I found myself in this situation recently. A friend of mine had her first child and then her husband passed away suddenly just 10 days later. She texted me the news and I did not know what to say because nothing I could say would make it better. She was now a 20-something-year-old widow with a 10-day-old baby, recovering from a C-section. She was an immigrant and her closest family was an ocean away. Her husband’s family lived nearby but had a troubled relationship with them. She relied on her husband’s meager income as a line cook, but now has to figure out how to pay the rent, care for a baby, and heal herself. Nothing I could say would change any of these facts. There was no way I could make it all better with a few words.
I texted back my sympathies (at the risk or saying something cliche or stupid) to let her know I was here for her, then planned a visit for the next day. I brought some food, but still was not sure what to say. “How are you?” seemed like an invitation for instant tears; I knew how she would be and it was not good. Saying, “I know how you feel” or anything remotely close to it would be a lie; I know her situation can’t feel good, but I don’t know exactly how it feels.

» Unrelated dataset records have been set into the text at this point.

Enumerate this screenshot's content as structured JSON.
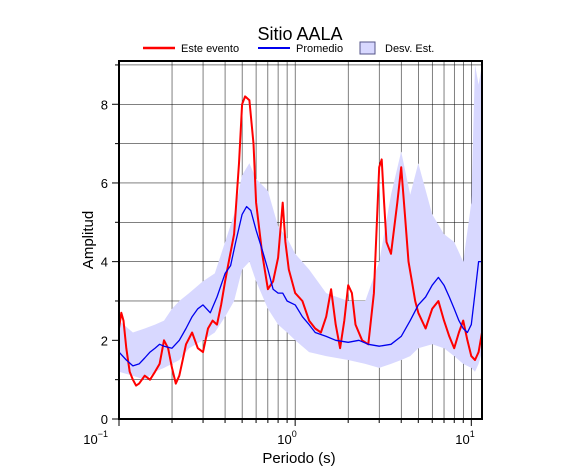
{
  "chart_data": {
    "type": "line",
    "title": "Sitio AALA",
    "xlabel": "Periodo (s)",
    "ylabel": "Amplitud",
    "x_scale": "log",
    "xlim": [
      0.1,
      11.5
    ],
    "ylim": [
      0,
      9.1
    ],
    "grid": true,
    "legend_placement": "top-center",
    "x_tick_labels": [
      {
        "base": "10",
        "exp": "−1",
        "value": 0.1
      },
      {
        "base": "10",
        "exp": "0",
        "value": 1
      },
      {
        "base": "10",
        "exp": "1",
        "value": 10
      }
    ],
    "y_ticks": [
      0,
      2,
      4,
      6,
      8
    ],
    "legend": {
      "event_label": "Este evento",
      "mean_label": "Promedio",
      "std_label": "Desv. Est."
    },
    "colors": {
      "event": "#ff0000",
      "mean": "#0000ee",
      "std_fill": "#d8d8ff",
      "std_border": "#555588"
    },
    "series": [
      {
        "name": "Este evento",
        "x": [
          0.1,
          0.103,
          0.106,
          0.11,
          0.115,
          0.12,
          0.125,
          0.13,
          0.14,
          0.15,
          0.16,
          0.17,
          0.18,
          0.19,
          0.2,
          0.21,
          0.22,
          0.23,
          0.24,
          0.26,
          0.28,
          0.3,
          0.32,
          0.34,
          0.36,
          0.38,
          0.4,
          0.42,
          0.45,
          0.48,
          0.5,
          0.52,
          0.55,
          0.58,
          0.6,
          0.65,
          0.7,
          0.75,
          0.8,
          0.85,
          0.88,
          0.92,
          1.0,
          1.1,
          1.2,
          1.3,
          1.4,
          1.5,
          1.6,
          1.7,
          1.8,
          1.9,
          2.0,
          2.1,
          2.2,
          2.4,
          2.6,
          2.8,
          3.0,
          3.1,
          3.2,
          3.3,
          3.5,
          3.8,
          4.0,
          4.2,
          4.4,
          4.6,
          4.8,
          5.0,
          5.5,
          6.0,
          6.5,
          7.0,
          7.5,
          8.0,
          8.5,
          9.0,
          9.5,
          10.0,
          10.5,
          11.0,
          11.5
        ],
        "values": [
          2.3,
          2.7,
          2.5,
          1.8,
          1.2,
          1.0,
          0.85,
          0.9,
          1.1,
          1.0,
          1.2,
          1.4,
          2.0,
          1.8,
          1.3,
          0.9,
          1.1,
          1.5,
          1.9,
          2.2,
          1.8,
          1.7,
          2.3,
          2.5,
          2.4,
          2.9,
          3.5,
          4.0,
          4.7,
          6.5,
          8.0,
          8.2,
          8.1,
          7.0,
          5.5,
          4.2,
          3.3,
          3.5,
          4.1,
          5.5,
          4.5,
          3.8,
          3.2,
          3.0,
          2.5,
          2.3,
          2.2,
          2.6,
          3.3,
          2.4,
          1.8,
          2.5,
          3.4,
          3.2,
          2.4,
          2.0,
          1.9,
          3.2,
          6.4,
          6.6,
          5.5,
          4.5,
          4.2,
          5.5,
          6.4,
          5.2,
          4.0,
          3.5,
          3.0,
          2.7,
          2.3,
          2.8,
          3.0,
          2.5,
          2.1,
          1.8,
          2.2,
          2.5,
          2.0,
          1.6,
          1.5,
          1.7,
          2.2
        ]
      },
      {
        "name": "Promedio",
        "x": [
          0.1,
          0.11,
          0.12,
          0.13,
          0.14,
          0.15,
          0.16,
          0.17,
          0.18,
          0.2,
          0.22,
          0.24,
          0.26,
          0.28,
          0.3,
          0.33,
          0.36,
          0.4,
          0.43,
          0.46,
          0.5,
          0.53,
          0.56,
          0.6,
          0.65,
          0.7,
          0.75,
          0.8,
          0.85,
          0.9,
          1.0,
          1.1,
          1.2,
          1.3,
          1.5,
          1.7,
          2.0,
          2.3,
          2.6,
          3.0,
          3.5,
          4.0,
          4.5,
          5.0,
          5.5,
          6.0,
          6.5,
          7.0,
          7.5,
          8.0,
          8.5,
          9.0,
          9.5,
          10.0,
          10.5,
          11.0,
          11.5
        ],
        "values": [
          1.7,
          1.5,
          1.35,
          1.4,
          1.55,
          1.7,
          1.8,
          1.9,
          1.85,
          1.8,
          2.0,
          2.3,
          2.6,
          2.8,
          2.9,
          2.7,
          3.1,
          3.7,
          3.9,
          4.5,
          5.2,
          5.4,
          5.3,
          4.8,
          4.3,
          3.8,
          3.3,
          3.2,
          3.2,
          3.0,
          2.9,
          2.6,
          2.4,
          2.2,
          2.1,
          2.0,
          1.95,
          2.0,
          1.9,
          1.85,
          1.9,
          2.1,
          2.5,
          2.9,
          3.1,
          3.4,
          3.6,
          3.4,
          3.1,
          2.8,
          2.5,
          2.3,
          2.2,
          2.4,
          3.2,
          4.0,
          4.0
        ]
      }
    ],
    "std_band": {
      "name": "Desv. Est.",
      "x": [
        0.1,
        0.12,
        0.14,
        0.16,
        0.18,
        0.2,
        0.22,
        0.25,
        0.3,
        0.35,
        0.4,
        0.45,
        0.5,
        0.55,
        0.6,
        0.7,
        0.8,
        0.9,
        1.0,
        1.2,
        1.5,
        2.0,
        2.5,
        3.0,
        3.5,
        4.0,
        4.5,
        5.0,
        6.0,
        7.0,
        8.0,
        9.0,
        10.0,
        10.5,
        11.0,
        11.5
      ],
      "upper": [
        2.5,
        2.2,
        2.3,
        2.4,
        2.5,
        2.8,
        3.0,
        3.2,
        3.5,
        3.7,
        4.5,
        5.2,
        6.2,
        6.5,
        6.1,
        5.8,
        4.9,
        4.6,
        4.2,
        3.8,
        3.2,
        3.0,
        3.0,
        4.0,
        5.7,
        6.8,
        5.7,
        6.5,
        5.2,
        4.7,
        4.5,
        4.0,
        5.5,
        9.0,
        8.5,
        9.0
      ],
      "lower": [
        1.2,
        1.1,
        1.0,
        1.2,
        1.3,
        1.4,
        1.5,
        1.8,
        2.0,
        2.2,
        2.6,
        3.0,
        3.8,
        4.0,
        3.5,
        2.8,
        2.4,
        2.2,
        2.0,
        1.7,
        1.6,
        1.5,
        1.4,
        1.3,
        1.4,
        1.5,
        1.6,
        1.8,
        1.9,
        1.8,
        1.6,
        1.4,
        1.3,
        1.2,
        1.4,
        1.7
      ]
    }
  }
}
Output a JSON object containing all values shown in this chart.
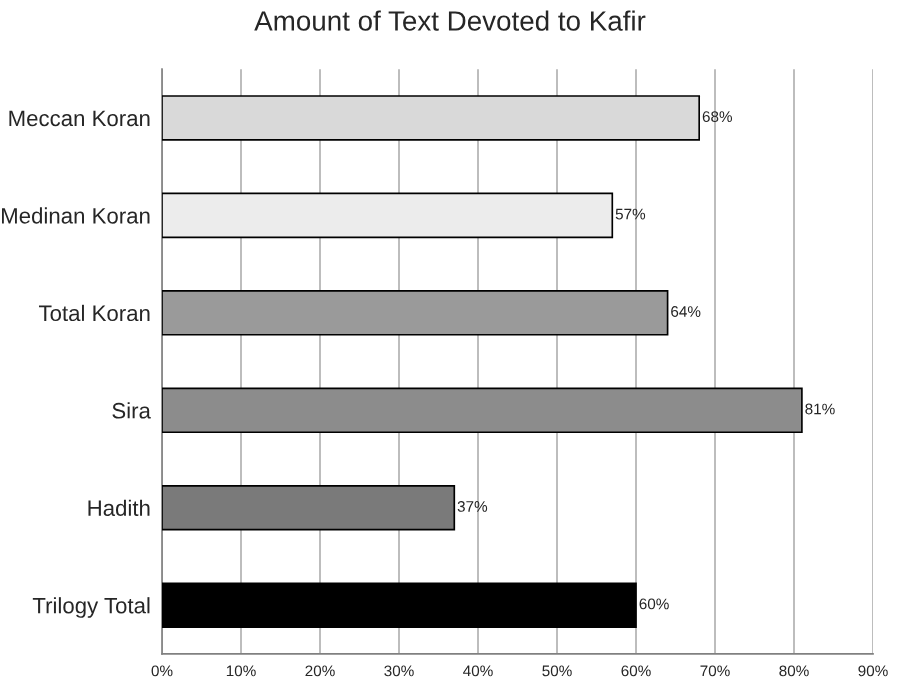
{
  "chart_data": {
    "type": "bar",
    "orientation": "horizontal",
    "title": "Amount of Text Devoted to Kafir",
    "categories": [
      "Meccan Koran",
      "Medinan Koran",
      "Total Koran",
      "Sira",
      "Hadith",
      "Trilogy Total"
    ],
    "values": [
      68,
      57,
      64,
      81,
      37,
      60
    ],
    "colors": [
      "#d9d9d9",
      "#ececec",
      "#9a9a9a",
      "#8c8c8c",
      "#7a7a7a",
      "#000000"
    ],
    "value_labels": [
      "68%",
      "57%",
      "64%",
      "81%",
      "37%",
      "60%"
    ],
    "xlim": [
      0,
      90
    ],
    "xticks": [
      {
        "value": 0,
        "label": "0%"
      },
      {
        "value": 10,
        "label": "10%"
      },
      {
        "value": 20,
        "label": "20%"
      },
      {
        "value": 30,
        "label": "30%"
      },
      {
        "value": 40,
        "label": "40%"
      },
      {
        "value": 50,
        "label": "50%"
      },
      {
        "value": 60,
        "label": "60%"
      },
      {
        "value": 70,
        "label": "70%"
      },
      {
        "value": 80,
        "label": "80%"
      },
      {
        "value": 90,
        "label": "90%"
      }
    ],
    "grid": "x",
    "legend": false
  }
}
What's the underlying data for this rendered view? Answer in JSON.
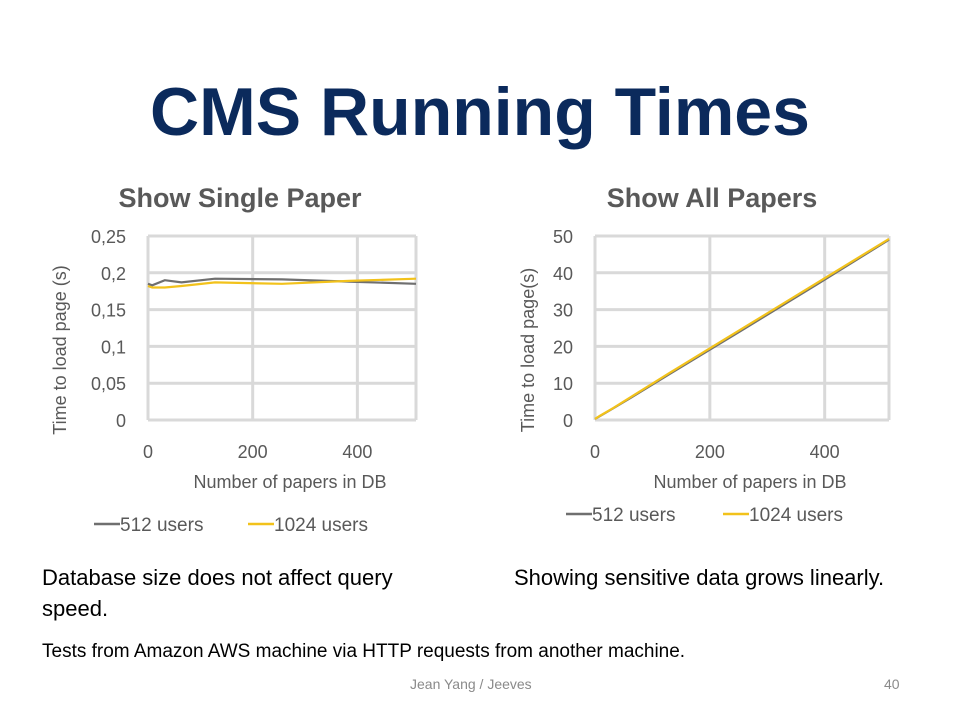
{
  "slide": {
    "title": "CMS Running Times",
    "caption_left": "Database size does not affect query speed.",
    "caption_right": "Showing sensitive data grows linearly.",
    "note": "Tests from Amazon AWS machine via HTTP requests from another machine.",
    "footer": "Jean Yang / Jeeves",
    "page_number": "40"
  },
  "colors": {
    "title": "#0b2a5c",
    "series_512": "#6f6f6f",
    "series_1024": "#f2c21b",
    "grid": "#d9d9d9",
    "axis_text": "#595959"
  },
  "chart_data": [
    {
      "type": "line",
      "title": "Show Single Paper",
      "xlabel": "Number of papers in DB",
      "ylabel": "Time to load page (s)",
      "xlim": [
        0,
        512
      ],
      "ylim": [
        0,
        0.25
      ],
      "x_ticks": [
        0,
        200,
        400
      ],
      "x_tick_labels": [
        "0",
        "200",
        "400"
      ],
      "y_ticks": [
        0,
        0.05,
        0.1,
        0.15,
        0.2,
        0.25
      ],
      "y_tick_labels": [
        "0",
        "0,05",
        "0,1",
        "0,15",
        "0,2",
        "0,25"
      ],
      "grid": true,
      "legend": "bottom",
      "series": [
        {
          "name": "512 users",
          "color": "#6f6f6f",
          "x": [
            0,
            8,
            32,
            64,
            128,
            256,
            384,
            512
          ],
          "y": [
            0.185,
            0.183,
            0.19,
            0.187,
            0.192,
            0.191,
            0.188,
            0.185
          ]
        },
        {
          "name": "1024 users",
          "color": "#f2c21b",
          "x": [
            0,
            8,
            32,
            64,
            128,
            256,
            384,
            512
          ],
          "y": [
            0.182,
            0.18,
            0.18,
            0.182,
            0.187,
            0.185,
            0.189,
            0.192
          ]
        }
      ]
    },
    {
      "type": "line",
      "title": "Show All Papers",
      "xlabel": "Number of papers in DB",
      "ylabel": "Time to load page(s)",
      "xlim": [
        0,
        512
      ],
      "ylim": [
        0,
        50
      ],
      "x_ticks": [
        0,
        200,
        400
      ],
      "x_tick_labels": [
        "0",
        "200",
        "400"
      ],
      "y_ticks": [
        0,
        10,
        20,
        30,
        40,
        50
      ],
      "y_tick_labels": [
        "0",
        "10",
        "20",
        "30",
        "40",
        "50"
      ],
      "grid": true,
      "legend": "bottom",
      "series": [
        {
          "name": "512 users",
          "color": "#6f6f6f",
          "x": [
            0,
            8,
            32,
            64,
            128,
            256,
            384,
            512
          ],
          "y": [
            0.3,
            1.0,
            3.2,
            6.2,
            12.3,
            24.4,
            36.6,
            49.0
          ]
        },
        {
          "name": "1024 users",
          "color": "#f2c21b",
          "x": [
            0,
            8,
            32,
            64,
            128,
            256,
            384,
            512
          ],
          "y": [
            0.3,
            1.1,
            3.3,
            6.4,
            12.6,
            24.8,
            37.0,
            49.2
          ]
        }
      ]
    }
  ]
}
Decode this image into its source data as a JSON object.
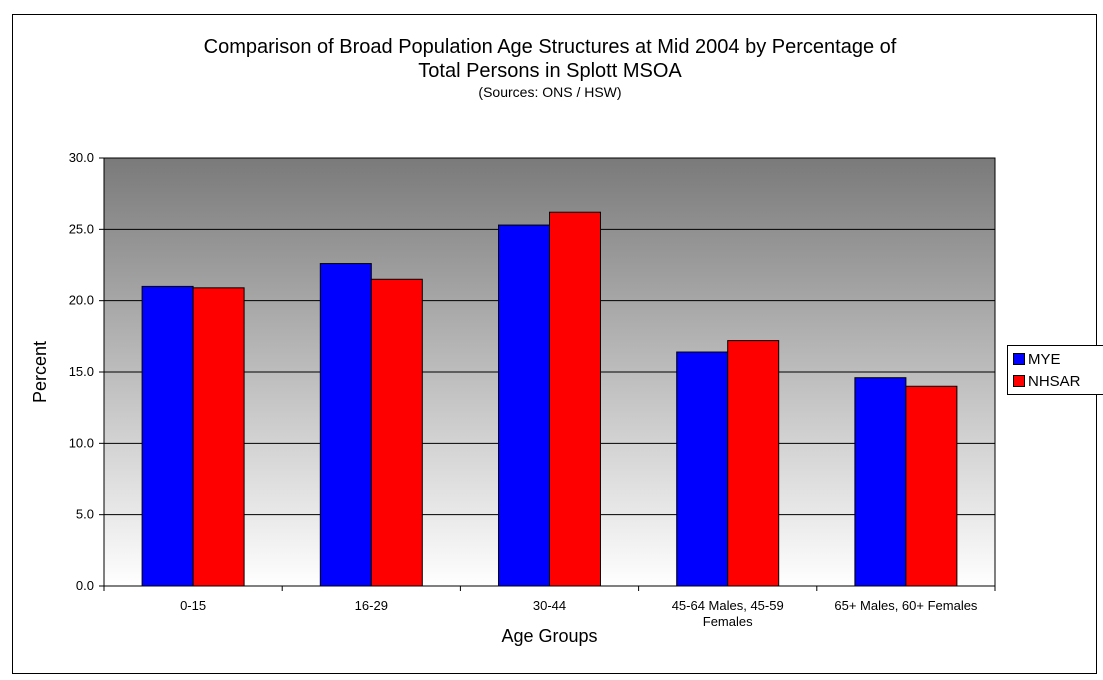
{
  "chart_data": {
    "type": "bar",
    "title": "Comparison of Broad Population Age Structures at Mid 2004 by Percentage of",
    "title_line2": "Total Persons in Splott MSOA",
    "subtitle": "(Sources: ONS / HSW)",
    "xlabel": "Age Groups",
    "ylabel": "Percent",
    "ylim": [
      0,
      30
    ],
    "yticks": [
      "0.0",
      "5.0",
      "10.0",
      "15.0",
      "20.0",
      "25.0",
      "30.0"
    ],
    "categories": [
      [
        "0-15"
      ],
      [
        "16-29"
      ],
      [
        "30-44"
      ],
      [
        "45-64 Males, 45-59",
        "Females"
      ],
      [
        "65+ Males, 60+ Females"
      ]
    ],
    "series": [
      {
        "name": "MYE",
        "color": "#0000ff",
        "values": [
          21.0,
          22.6,
          25.3,
          16.4,
          14.6
        ]
      },
      {
        "name": "NHSAR",
        "color": "#ff0000",
        "values": [
          20.9,
          21.5,
          26.2,
          17.2,
          14.0
        ]
      }
    ],
    "grid": true,
    "legend": "right"
  }
}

I ended up not saying much on my visit. She had a lot to say and needed an ear to hear it. When she ran out of words, we just held hands and cried. It was frankly uncomfortable at times, but that is the price of mourning with those who mourn. I learned that some situations require words and some do not. I learned that my response may not fix the problem – and that is ok. Sometimes all I can do is acknowledge the pain, not alleviate it. I learned that vague offers of help (“Is there anything I can do for you?”) got vague answers (“I don’t know.”), and that more specific offers of help (“Can I hold the baby for an hour while you shower?” or “Can I bring dinner tonight?”) had much simpler answers (“Yes!”).
My friend has a long, difficult journey ahead of her. I will not always know what to say, but I will be there with her.